Nous nous connaissions à peine et déjà vous me disiez le lien, l’attachement des êtres. Entre eux, mais aussi à ce qui les dépassait. Comme le ciel dépasse l’oiseau qui y trace son invisible vol.
Le lien du sol, d’abord. Nous étions tous les enfants d’un paysage, d’une rêverie, d’une rivière qui faisait son chant sous le frémissement des aulnes. Et je pensais à Julien Gracq, à ses « Eaux étroites », à l’Evre, cette merveilleuse comptine veillant au destin d’un enfant qui deviendrait écrivain.
Le lien du sang, ensuite. Ce rhizome qui court avec son bouquet pourpre parmi les légendes des généalogies. Ce sublime faisceau pareil au trajet des nerfs, à leur étoilement blanc que la peau recouvre de sa taie de silence. Et je pensais à Victor Hugo, à Léopoldine, à la nature blanchissant à l’aube, à la tristesse parfois qui fait du poète un marcheur égaré.

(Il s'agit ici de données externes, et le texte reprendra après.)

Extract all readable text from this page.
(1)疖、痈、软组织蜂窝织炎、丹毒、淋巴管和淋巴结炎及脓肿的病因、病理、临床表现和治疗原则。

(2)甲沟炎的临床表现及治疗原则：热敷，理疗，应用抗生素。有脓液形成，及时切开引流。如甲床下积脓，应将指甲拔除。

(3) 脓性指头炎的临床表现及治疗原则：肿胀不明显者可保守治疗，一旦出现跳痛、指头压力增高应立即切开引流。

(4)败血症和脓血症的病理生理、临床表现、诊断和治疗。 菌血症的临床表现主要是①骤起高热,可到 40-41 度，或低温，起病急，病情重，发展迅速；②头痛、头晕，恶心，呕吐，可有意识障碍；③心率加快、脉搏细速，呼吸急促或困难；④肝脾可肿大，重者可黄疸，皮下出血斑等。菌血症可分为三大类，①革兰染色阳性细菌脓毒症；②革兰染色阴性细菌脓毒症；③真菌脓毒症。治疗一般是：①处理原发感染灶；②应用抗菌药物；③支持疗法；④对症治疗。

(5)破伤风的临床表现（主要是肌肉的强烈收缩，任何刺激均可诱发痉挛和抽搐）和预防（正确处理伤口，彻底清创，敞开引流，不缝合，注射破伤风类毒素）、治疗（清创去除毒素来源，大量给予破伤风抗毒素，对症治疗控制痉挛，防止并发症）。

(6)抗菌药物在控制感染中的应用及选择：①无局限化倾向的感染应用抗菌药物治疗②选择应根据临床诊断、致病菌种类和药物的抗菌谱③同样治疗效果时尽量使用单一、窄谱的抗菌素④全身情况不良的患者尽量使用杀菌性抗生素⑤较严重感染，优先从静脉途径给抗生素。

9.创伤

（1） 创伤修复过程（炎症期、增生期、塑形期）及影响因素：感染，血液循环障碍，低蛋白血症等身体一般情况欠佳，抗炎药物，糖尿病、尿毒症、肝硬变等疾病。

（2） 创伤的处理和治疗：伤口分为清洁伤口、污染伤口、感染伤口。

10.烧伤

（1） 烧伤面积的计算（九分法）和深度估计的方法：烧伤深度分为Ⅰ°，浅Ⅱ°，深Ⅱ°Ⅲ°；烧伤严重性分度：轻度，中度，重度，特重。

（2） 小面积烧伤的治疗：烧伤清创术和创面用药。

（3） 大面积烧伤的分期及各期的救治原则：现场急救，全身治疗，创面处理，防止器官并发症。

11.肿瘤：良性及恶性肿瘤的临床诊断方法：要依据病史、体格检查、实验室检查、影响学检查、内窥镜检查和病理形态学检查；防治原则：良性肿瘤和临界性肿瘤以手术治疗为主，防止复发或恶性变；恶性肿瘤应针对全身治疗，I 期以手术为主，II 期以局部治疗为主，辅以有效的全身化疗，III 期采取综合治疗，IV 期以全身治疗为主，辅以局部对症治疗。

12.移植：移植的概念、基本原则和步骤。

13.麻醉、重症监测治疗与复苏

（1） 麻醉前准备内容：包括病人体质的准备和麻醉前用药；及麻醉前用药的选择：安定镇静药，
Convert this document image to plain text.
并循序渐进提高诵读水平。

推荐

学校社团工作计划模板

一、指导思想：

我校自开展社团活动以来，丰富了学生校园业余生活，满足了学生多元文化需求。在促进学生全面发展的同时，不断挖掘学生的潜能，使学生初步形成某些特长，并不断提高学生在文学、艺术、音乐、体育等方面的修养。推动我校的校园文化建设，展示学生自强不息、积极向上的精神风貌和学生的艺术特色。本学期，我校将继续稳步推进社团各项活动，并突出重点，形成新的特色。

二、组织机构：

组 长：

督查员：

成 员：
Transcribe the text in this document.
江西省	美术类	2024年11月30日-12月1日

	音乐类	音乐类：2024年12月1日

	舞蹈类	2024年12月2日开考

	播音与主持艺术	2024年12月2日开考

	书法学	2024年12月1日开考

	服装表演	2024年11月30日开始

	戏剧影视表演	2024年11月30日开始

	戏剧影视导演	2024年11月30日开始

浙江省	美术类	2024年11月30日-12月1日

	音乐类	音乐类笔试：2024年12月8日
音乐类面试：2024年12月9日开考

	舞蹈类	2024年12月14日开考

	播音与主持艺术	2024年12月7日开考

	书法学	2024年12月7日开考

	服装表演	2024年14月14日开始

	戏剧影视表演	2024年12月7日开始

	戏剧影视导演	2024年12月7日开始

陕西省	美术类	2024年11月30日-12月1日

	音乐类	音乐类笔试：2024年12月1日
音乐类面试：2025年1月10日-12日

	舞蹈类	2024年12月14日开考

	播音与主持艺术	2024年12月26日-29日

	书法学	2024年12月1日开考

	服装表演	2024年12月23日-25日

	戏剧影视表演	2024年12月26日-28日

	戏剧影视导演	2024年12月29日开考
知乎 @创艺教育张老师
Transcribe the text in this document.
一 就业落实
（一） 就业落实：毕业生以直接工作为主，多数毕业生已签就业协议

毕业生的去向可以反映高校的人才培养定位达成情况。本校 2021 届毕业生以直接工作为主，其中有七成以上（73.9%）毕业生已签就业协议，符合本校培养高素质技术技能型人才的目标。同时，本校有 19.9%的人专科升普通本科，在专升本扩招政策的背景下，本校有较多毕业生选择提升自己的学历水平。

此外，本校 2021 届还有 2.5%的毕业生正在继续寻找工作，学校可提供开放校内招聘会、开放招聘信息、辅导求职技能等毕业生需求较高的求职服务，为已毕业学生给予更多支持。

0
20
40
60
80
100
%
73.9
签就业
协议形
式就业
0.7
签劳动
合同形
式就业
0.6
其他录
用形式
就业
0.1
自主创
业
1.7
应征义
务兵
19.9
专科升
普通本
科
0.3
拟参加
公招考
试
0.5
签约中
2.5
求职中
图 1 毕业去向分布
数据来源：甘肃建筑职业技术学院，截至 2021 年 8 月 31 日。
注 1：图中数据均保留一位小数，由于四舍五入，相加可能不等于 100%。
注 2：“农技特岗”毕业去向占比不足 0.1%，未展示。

Le lien de la chair, pour finir, cet étrange nœud qui nous contraint et nous réduit à néant pour peu qu’il desserre son étreinte. Alors nous battons la campagne les yeux au frimas, l’âme en perdition. Car plus rien ne parle que le froid et la bise hivernale. Et je pensais à mes lectures adolescentes, à « Lady Chatterley », à ses baisers brûlants comme le feu. Mais je ne suis qu’un pauvre garde-chasse aux doigts gourds, à l’esprit entaillé par le doute et vous fuyez à l’horizon de ma pensée à mesure que, de vous, je trace l’esquisse au fusain. Pourquoi faut-il donc vieillir et laisser son manteau au vestiaire ?
Nous nous connaissions à peine et déjà vous me disiez le lien, l’attachement des êtres.